Wow, Joanna of ITL says “IMHO this is the worst bug affecting Xen, ever.”
Excerpt from Qubes Security Bulletin #22:
Critical Xen bug in PV memory virtualization code (XSA 148)
The Xen Security Team has announced a critical security bug (XSA 148) in the hypervisor code handling memory virtualization for the PV VMs :
| The code to validate level 2 page table entries is bypassed when
| certain conditions are satisfied. This means that a PV guest can
| create writeable mappings using super page mappings.
| Such writeable mappings can violate Xen intended invariants for pages
| which Xen is supposed to keep read-only.
The above is a political way of stating the bug is a very critical one. Probably the worst we have seen affecting the Xen hypervisor, ever. Sadly.
Qubes released 3.0 today! Joanna Rutkowska posted a blog entry on it today. This release is dedicated to the memory of Caspar Bowden, a pioneer in privacy. Excerting Joanna’s anouncement of some of 3.0’s features:
Qubes is now based on what we call Hypervisor Abstraction Layer (HAL), which decouples Qubes logic from the underlying hypervisor. This will allow us to easily switch the underlying hypervisors in the near future, perhaps even during the installation time, depending on the user needs (think tradeoffs between hardware compatibility and performance vs. security properties desired, such as e.g. reduction of covert channels between VMs, which might be of importance to some users).
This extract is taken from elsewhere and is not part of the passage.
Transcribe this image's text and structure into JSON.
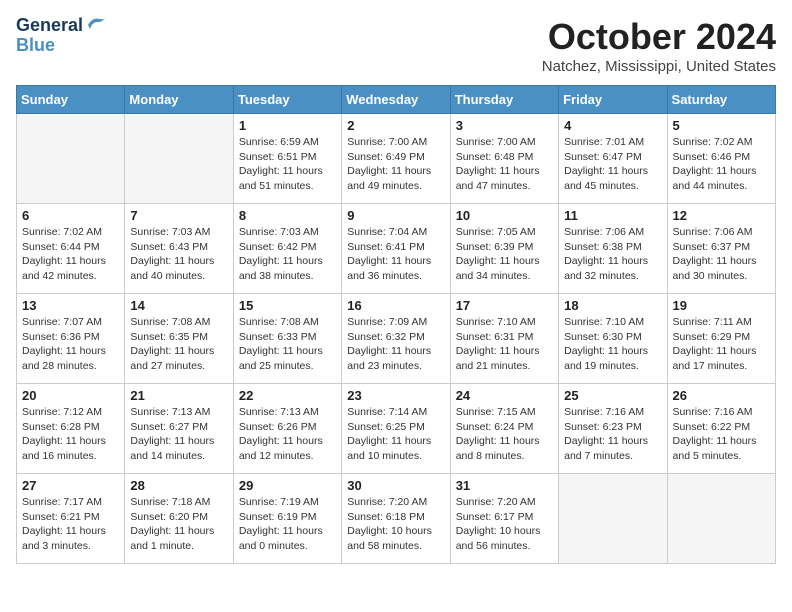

More philosophically-wise, this is a nice manifestation of how Qubes OS is really “not yet another virtualization system”, but rather: a user of a virtualization system (such as Xen).
We upgraded from Xen 4.1 to Xen 4.4 (now that was really easy thanks to HAL), which allowed for: 1) better hardware compatibility (e.g. UEFI coming soon in 3.1), 2) better performance (e.g. via Xen’s libvchan that replaced our vchan). Also, new Qubes qrexec framework that has optimized performance for inter-VM services.
We introduced officially supported Debian templates.
We integrated Whonix templates, which optimize Tor workflows for Qubes.
The work on 3.1 is underway, with some features planned, including UEFI support, Live USV edition, and a management/pre-configuration stack.
EFI support ticket:
3.0 also includes a LiveUSB build.
No specifics of bugfixes, as they’re on a regular update schedule these days.
Joanna Rutkowska of Invisible Things Lab posted a message to the qubes-users mailing list today, announcing a new Live USB image format of Qubes OS.
“We have built and uploaded the first ever working Qubes Live USB image! 🙂 It’s based on the recently released 3.0-rc2 release. Now you should be able to run and try Qubes OS of any laptop without needing to install it anywhere!”
Note that it currently does not work with UEFI:
“We have faced several challenges when making this Live USB edition of Qubes OS, which traditional Linux distro don’t need to bother with:
1. We needed to ensure Xen is properly started when booting the stick. In fact we still don’t support UEFI boot for the sitck for this reason, even though the Fedora liveusb creator we used does support it. Only legacy boot for this version, sorry.
7. UEFI boot doesn’t work, and if you try booting it via UEFI Xen will not be started, rendering the whole experiment unusable.”
Read the full announcement here:
Today the Qubes OS released v3.0 release candidate 2.
They ALSO created a new Twitter feed, @QubesOS.
Qubes is a Linux distribution created by Invisible Things Lab (ITL), a security research firm that specializes in hardware/firmware security; Qubes includes virtualization technology to isolate each process from each other in ways to help increase security.
“There have been no new features in this release compared to Qubes 3.0-rc1 that we released in April, only bugfixes. Although Qubes 3.0-rc2 is major improvement over Qubes 3.0-rc1, there are still some issues to be resolved – check “Known Issues” section of installation guide. Qubes 3.0.0 will follow soon (coming weeks), together with 3.1-rc1 that is currently being merged (and which is bringing a bunch of cool new features, as discussed in the previous annoucment).